“I don’t want to have a slave,” said Jack to the little lady. “Can’t you find some way to be wholly free again?”
“Yes, master, I can be free if you can think of anything that you really like better than the half-crown that you paid for me.”
“I would like going up this river to Fairy-land much better,” said Jack. So suddenly the river became full of thousands of little people coming down the stream in rafts.
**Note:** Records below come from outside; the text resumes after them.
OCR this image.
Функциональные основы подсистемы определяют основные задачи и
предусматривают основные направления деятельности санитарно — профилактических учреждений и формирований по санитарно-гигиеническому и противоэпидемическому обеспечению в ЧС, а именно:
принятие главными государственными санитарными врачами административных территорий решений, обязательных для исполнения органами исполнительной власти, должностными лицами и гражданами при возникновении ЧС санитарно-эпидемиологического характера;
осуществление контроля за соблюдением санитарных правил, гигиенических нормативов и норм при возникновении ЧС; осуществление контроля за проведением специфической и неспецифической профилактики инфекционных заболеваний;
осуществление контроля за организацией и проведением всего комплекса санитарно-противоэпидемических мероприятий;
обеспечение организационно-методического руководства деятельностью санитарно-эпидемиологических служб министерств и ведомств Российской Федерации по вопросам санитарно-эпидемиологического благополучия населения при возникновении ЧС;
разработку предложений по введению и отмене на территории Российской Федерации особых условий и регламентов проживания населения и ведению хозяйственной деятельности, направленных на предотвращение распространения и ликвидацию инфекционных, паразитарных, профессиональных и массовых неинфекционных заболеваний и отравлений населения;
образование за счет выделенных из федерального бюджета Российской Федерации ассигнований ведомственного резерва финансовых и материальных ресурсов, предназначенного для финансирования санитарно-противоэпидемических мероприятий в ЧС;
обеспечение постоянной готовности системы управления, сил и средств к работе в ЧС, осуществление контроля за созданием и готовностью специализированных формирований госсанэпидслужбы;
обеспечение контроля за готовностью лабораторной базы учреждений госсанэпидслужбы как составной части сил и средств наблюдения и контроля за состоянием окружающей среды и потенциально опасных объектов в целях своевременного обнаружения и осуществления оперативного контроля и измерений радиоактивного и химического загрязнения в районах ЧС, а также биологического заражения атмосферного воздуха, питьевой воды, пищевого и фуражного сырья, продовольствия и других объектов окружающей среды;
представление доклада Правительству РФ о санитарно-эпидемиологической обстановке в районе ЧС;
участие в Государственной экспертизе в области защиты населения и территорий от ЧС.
They had come to take the Fairy Woman away with them.
THE FAIRY WOMAN’S PARTING GIFT
“What gift may I give you before I go?” she asked.
“I should like,” said Jack, “to have a little tiny bit of that purple gown of yours with the gold border.”
So she told Jack to lend her his knife, and with it she cut off a very small piece of the skirt of her robe and gave it to him. “Now I advise you,” she said, “never to stretch this unless you want to make something particular out of it.”
“Will ye step aboard, my dearest?” sang the Fairy Woman as she sailed away.
“Will ye step aboard, my dearest? for the high seas lie before us.
So I sailed adown the river in those days without alloy.
We are launched! But when, I wonder, shall a sweeter sound float o’er us
Than yon ‘pull’e haul’e, pull’e haul’e, yoy! heave, hoy!’”
All Jack had to do to make his magic boat go wherever he wished was to give it a command, so he ordered it to float up the river to Fairy-land.